Dare I say it? I think my nights are getting longer.
The absence of television seems to have slowed down the clock here at the Jitterbug household on weekday evenings. I noticed this for the first time several days ago. "It must be about 10:00," I thought, looking up at the clock. Nope, just 8:30. "It must be a fluke. Just a coincidence," I told myself. Nope, I felt that extra jag of time the next night - and again the next. It's like the morning that Daylight Savings Time ends, when you're smiling like the Cheshire Cat just to luxuriate in bed for an extra hour. It's an absolutely unexpected phenomenon, but I'm loving it!
My evenings are beginning to feel positively leisurely... and that's something this working woman never thought she'd hear herself say about a weekday evening. It used to be that I'd get home from work, heat something up for supper - snap my fingers - and it'd be bedtime. These days, I find myself actually reading, thinking about taking hot baths, and singing the greatest hits of 1944 as I give the kitchen a little extra magic.
It's like I found a way to stop time! We've been talking about it for years, but I've actually found a way to add hours to the day!!! (Now the trick is going to be not to fritter away that extra time with equally fruitless pursuits.)

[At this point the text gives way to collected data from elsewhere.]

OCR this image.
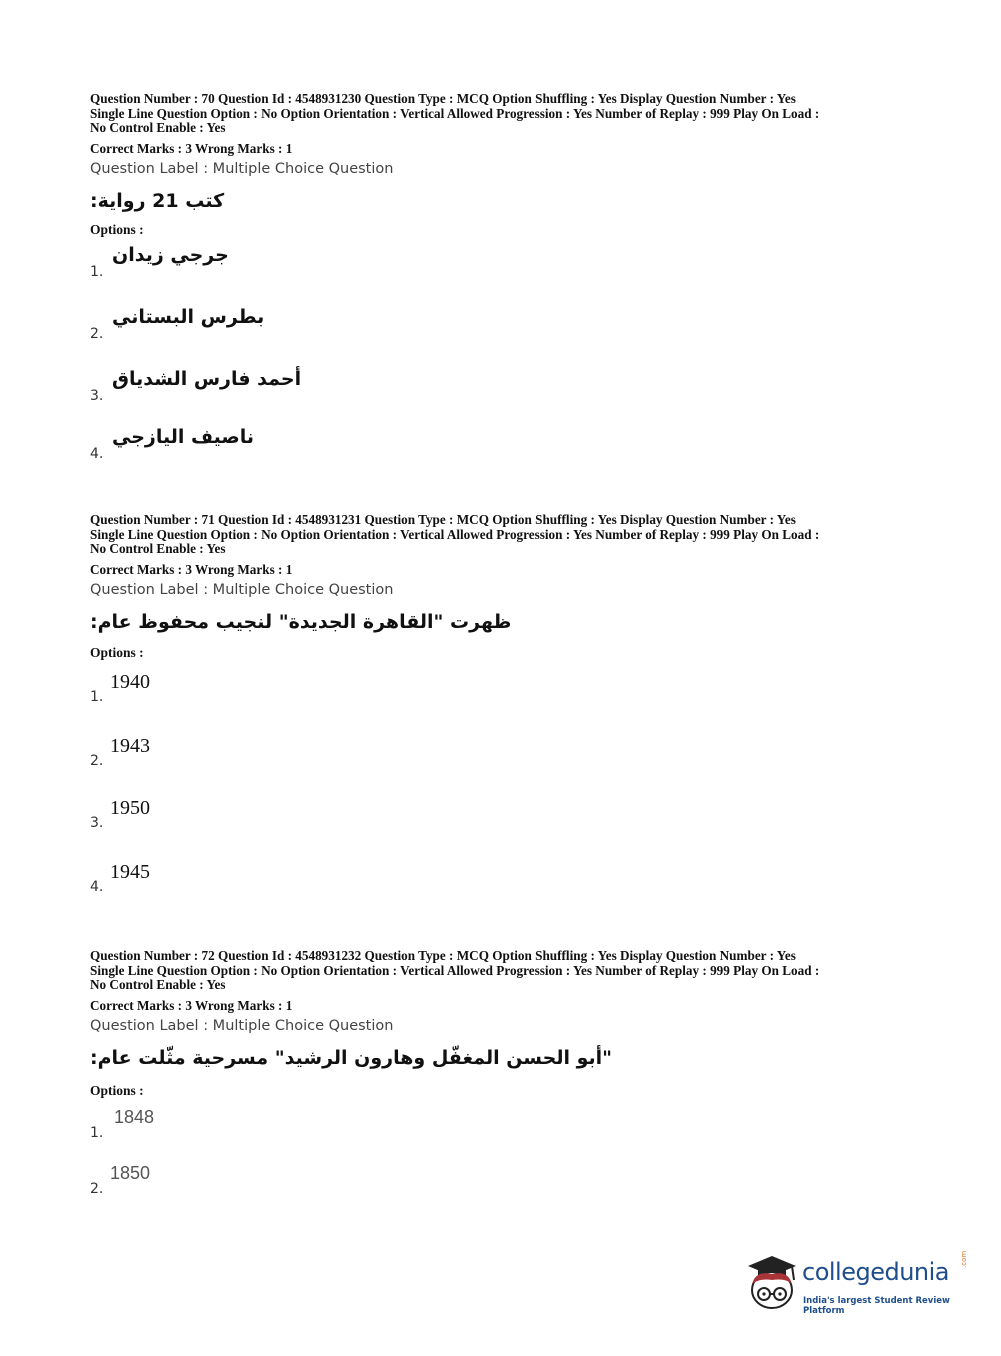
Question Number : 70 Question Id : 4548931230 Question Type : MCQ Option Shuffling : Yes Display Question Number : Yes
Single Line Question Option : No Option Orientation : Vertical Allowed Progression : Yes Number of Replay : 999 Play On Load :
No Control Enable : Yes
Correct Marks : 3 Wrong Marks : 1
Question Label : Multiple Choice Question
كتب 21 رواية:
Options :
1.
جرجي زيدان
2.
بطرس البستاني
3.
أحمد فارس الشدياق
4.
ناصيف اليازجي
Question Number : 71 Question Id : 4548931231 Question Type : MCQ Option Shuffling : Yes Display Question Number : Yes
Single Line Question Option : No Option Orientation : Vertical Allowed Progression : Yes Number of Replay : 999 Play On Load :
No Control Enable : Yes
Correct Marks : 3 Wrong Marks : 1
Question Label : Multiple Choice Question
ظهرت "القاهرة الجديدة" لنجيب محفوظ عام:
Options :
1.
1940
2.
1943
3.
1950
4.
1945
Question Number : 72 Question Id : 4548931232 Question Type : MCQ Option Shuffling : Yes Display Question Number : Yes
Single Line Question Option : No Option Orientation : Vertical Allowed Progression : Yes Number of Replay : 999 Play On Load :
No Control Enable : Yes
Correct Marks : 3 Wrong Marks : 1
Question Label : Multiple Choice Question
"أبو الحسن المغفّل وهارون الرشيد" مسرحية مثّلت عام:
Options :
1.
1848
2.
1850
collegedunia .com
India's largest Student Review Platform
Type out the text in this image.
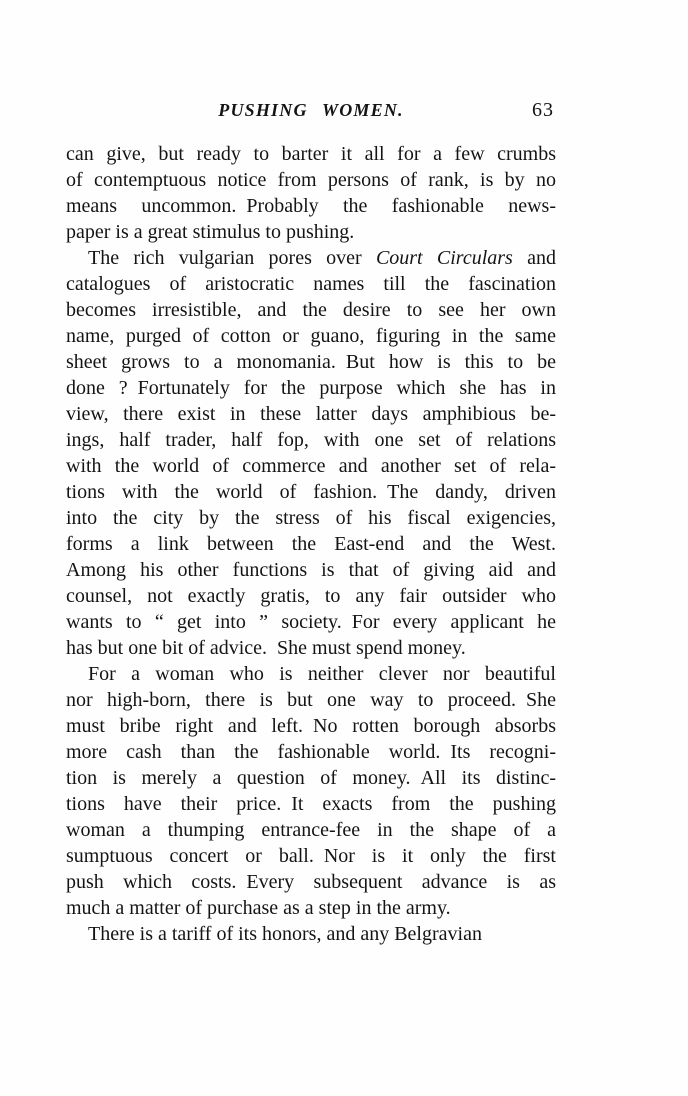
PUSHING WOMEN.	63
can give, but ready to barter it all for a few crumbs
of contemptuous notice from persons of rank, is by no
means uncommon. Probably the fashionable news-
paper is a great stimulus to pushing.
The rich vulgarian pores over Court Circulars and
catalogues of aristocratic names till the fascination
becomes irresistible, and the desire to see her own
name, purged of cotton or guano, figuring in the same
sheet grows to a monomania. But how is this to be
done ? Fortunately for the purpose which she has in
view, there exist in these latter days amphibious be-
ings, half trader, half fop, with one set of relations
with the world of commerce and another set of rela-
tions with the world of fashion. The dandy, driven
into the city by the stress of his fiscal exigencies,
forms a link between the East-end and the West.
Among his other functions is that of giving aid and
counsel, not exactly gratis, to any fair outsider who
wants to “ get into ” society. For every applicant he
has but one bit of advice. She must spend money.
For a woman who is neither clever nor beautiful
nor high-born, there is but one way to proceed. She
must bribe right and left. No rotten borough absorbs
more cash than the fashionable world. Its recogni-
tion is merely a question of money. All its distinc-
tions have their price. It exacts from the pushing
woman a thumping entrance-fee in the shape of a
sumptuous concert or ball. Nor is it only the first
push which costs. Every subsequent advance is as
much a matter of purchase as a step in the army.
There is a tariff of its honors, and any Belgravian
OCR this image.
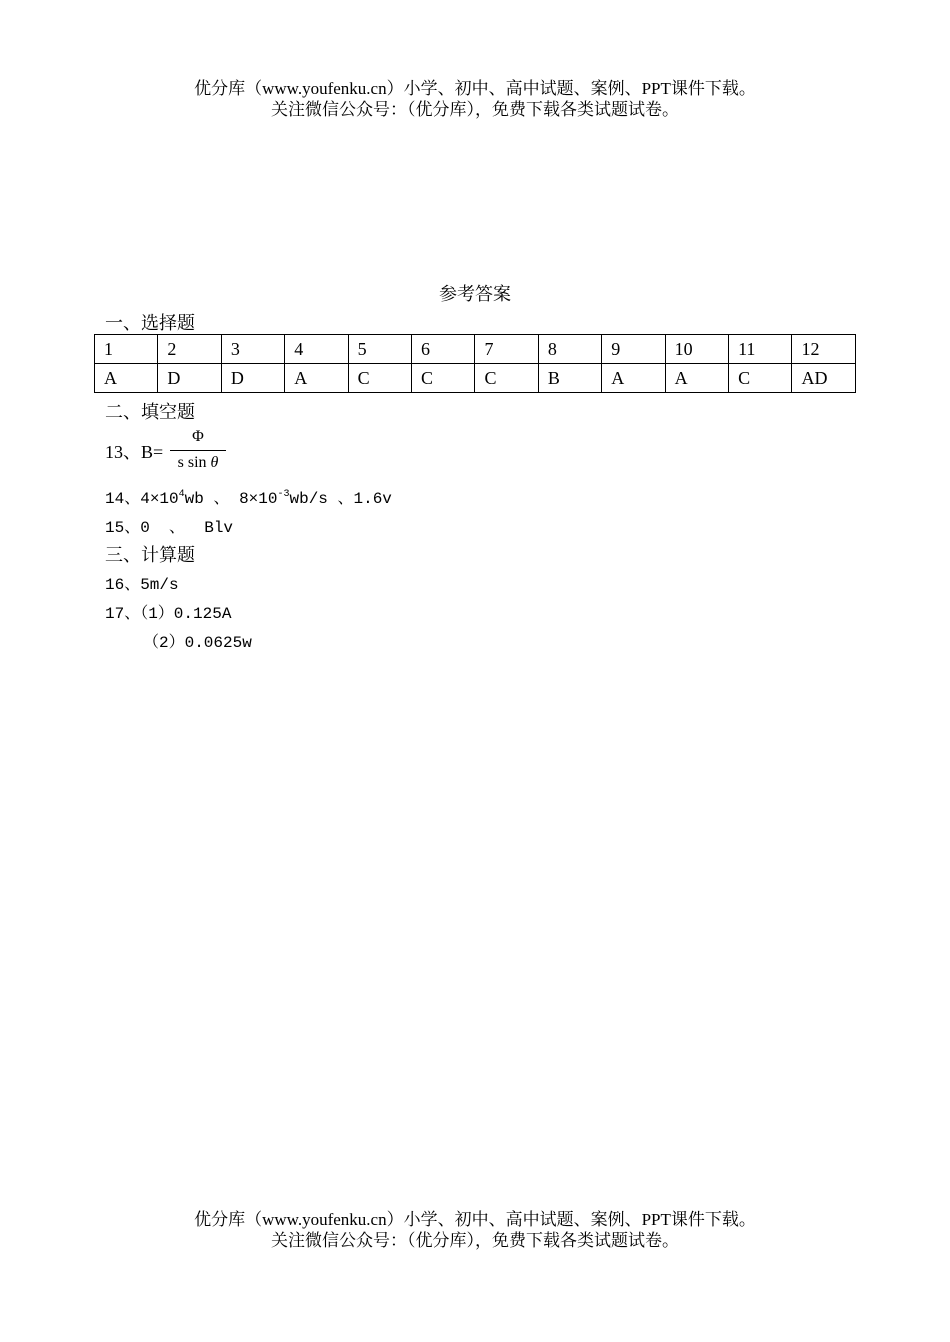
优分库（www.youfenku.cn）小学、初中、高中试题、案例、PPT课件下载。
关注微信公众号：（优分库），免费下载各类试题试卷。
参考答案
一、选择题
1	2	3	4	5	6	7	8	9	10	11	12
A	D	D	A	C	C	C	B	A	A	C	AD
二、填空题
13、B=
Φ
s sin θ
14、$4\times 10^4wb$ 、 $8\times 10^{-3}wb/s$ 、1.6v
15、0  、  Blv
三、计算题
16、5m/s
17、（1）0.125A
（2）0.0625w
优分库（www.youfenku.cn）小学、初中、高中试题、案例、PPT课件下载。
关注微信公众号：（优分库），免费下载各类试题试卷。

Some of the downsides to being without television:
Where to eat dinner? I don't let myself eat my vintage dinner on Sunday evenings in front of the TV, but that never stopped me any other night of the week. Now I find myself all awkward when I'm ready to eat. Like somebody all dressed up with no place to go. (You'd think the clean kitchen table at my elbow would be a hint.)
I find myself in odd moments fantasizing about some of the great television I've watched over the years. Masterpieces like Homefront, life-altering documentaries like The Farmer's Wife, even the cheesy, comforting sitcoms that wrap problems up so neatly in a 30-minute bow. When I tune back in, I don't want to spend the time that's standing still for me now on anything that I don't wholeheartedly enjoy.